By Alejandro R. Otero
New Delhi, Apr 22 (efe-epa).- The global coronavirus pandemic has exposed many countries’ dependence on foreign-made medicines, with India – the world’s largest exporter of generics – once again allowing the export of pharmaceutical drugs following requests from powerful nations.
The Indian government had banned the export of 14 substances and their derived formulations, including Acyclovir, an antiviral drug, and several antibiotics.
But on Apr. 7, it lifted the ban for all of them, while keeping some restrictions on paracetamol and hydroxychloroquine, which require express authorization.
One of the most sought-after medicines by countries affected by the pandemic has been hydroxychloroquine, an anti-malarial drug that has been used in several clinical studies to combat the novel coronavirus.
“We have enough stock. There is no issue as our production is much more than our domestic requirement,” Indian Drug manufacturers head Ashok Kumar told EFE.

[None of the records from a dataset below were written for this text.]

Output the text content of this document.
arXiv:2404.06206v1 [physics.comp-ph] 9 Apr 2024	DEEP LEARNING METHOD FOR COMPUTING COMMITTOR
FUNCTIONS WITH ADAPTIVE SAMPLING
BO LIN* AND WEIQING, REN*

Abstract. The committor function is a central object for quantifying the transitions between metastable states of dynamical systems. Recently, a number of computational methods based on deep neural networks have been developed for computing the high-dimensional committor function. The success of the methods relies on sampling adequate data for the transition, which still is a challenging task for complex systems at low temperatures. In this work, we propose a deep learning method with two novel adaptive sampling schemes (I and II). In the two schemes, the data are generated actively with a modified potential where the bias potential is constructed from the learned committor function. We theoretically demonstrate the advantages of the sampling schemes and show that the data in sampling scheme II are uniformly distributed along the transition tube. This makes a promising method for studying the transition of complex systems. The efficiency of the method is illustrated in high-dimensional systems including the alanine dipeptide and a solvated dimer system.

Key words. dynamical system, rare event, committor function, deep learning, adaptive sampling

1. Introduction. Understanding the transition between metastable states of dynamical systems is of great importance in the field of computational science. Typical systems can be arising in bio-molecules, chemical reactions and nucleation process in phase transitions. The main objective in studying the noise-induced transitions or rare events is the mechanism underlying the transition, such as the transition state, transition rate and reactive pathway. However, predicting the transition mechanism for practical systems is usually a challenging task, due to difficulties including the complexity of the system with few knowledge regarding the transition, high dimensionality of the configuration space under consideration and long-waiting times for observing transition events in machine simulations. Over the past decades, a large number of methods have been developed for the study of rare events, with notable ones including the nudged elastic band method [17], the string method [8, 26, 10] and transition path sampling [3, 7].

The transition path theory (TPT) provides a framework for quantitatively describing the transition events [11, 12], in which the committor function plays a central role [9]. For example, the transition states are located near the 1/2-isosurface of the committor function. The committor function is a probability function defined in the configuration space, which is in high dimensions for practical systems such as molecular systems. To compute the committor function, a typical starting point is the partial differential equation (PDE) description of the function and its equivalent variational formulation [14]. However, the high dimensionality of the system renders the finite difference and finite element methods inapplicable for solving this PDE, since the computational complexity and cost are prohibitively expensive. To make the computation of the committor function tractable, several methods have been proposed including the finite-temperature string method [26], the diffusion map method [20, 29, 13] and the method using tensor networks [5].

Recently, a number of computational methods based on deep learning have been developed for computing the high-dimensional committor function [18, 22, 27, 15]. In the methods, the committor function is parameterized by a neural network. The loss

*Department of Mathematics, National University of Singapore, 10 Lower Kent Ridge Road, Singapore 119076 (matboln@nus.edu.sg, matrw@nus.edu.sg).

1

“Until now, our requirement has been only about 20 million tablets (of hydroxychloroquine) per month, whereas we have the capacity to produce 200 million tablets, So we have a great buffer between the two, to take care of our domestic increase demand in view of COVID-19 and also to cater for the exports,” Kumar said.
He added that they also have “the capacity to increase our production further by around 50 percent.”
Some companies manufacture the drug “without dependence” on external raw materials, although he explained that other companies do need to import them, especially from China, which involves several problems, such as an increase in prices.
India is supplying hydroxychloroquine, among other medicines, to Brazil, Afghanistan, Sri Lanka and the United States.
“The US has also been buying other drugs from us, more than 20 percent of our exports are to US,” said Kumar, welcoming the Indian government’s decision to resume exports of certain medicines.
The Indian government lifted some of the restrictions on medicines on Apr. 7 in “solidarity” with the rest of the world and not due to pressure from any country, a health ministry official told EFE on condition of anonymity.
Former Indian Medical Research Council director and infectious disease expert, Jacob John Tekkekara, said that the decision on permitting exports was the right one.
However, he also noted that it was taken immediately after US President Donald Trump threatened the Asian country with “retaliation” if it did not allow exports.
“I don’t know what to call Trump, he is temperamental so he makes a threat. If we don’t take it seriously he may actually do what he said he would do like you saw with the WHO (…) he is unpredictable, that is why I said temperamental, so what Modi did was absolutely the right thing,” stressed Tekkekara.
The expert was referring to Trump’s decision to freeze US funding to WHO last week over alleged mismanagement of the COVID-19 crisis.
As for hydrochloroquine, so far 13 countries have obtained government permission to purchase it in India and have already received some 14 million boxes, Doctors Without Borders (MSF) spokesperson in India, Leena Menghaney, told EFE.
Menghaney also urged the authorities to also allow NGOs to make purchases for use in poor countries.
She said that the countries that had received these permits included the US, Spain, Germany and Brazil, in the West; and Afghanistan, Bhutan, Nepal, Bangladesh and the Maldives, in South Asia.
“While MSF understands the need to ensure supplies of hydrochloroquine for its national COVID-19 response, and welcomes the Indian government’s decision to allow export on a case to case of the drug basis on humanitarian grounds,” said Menghaney.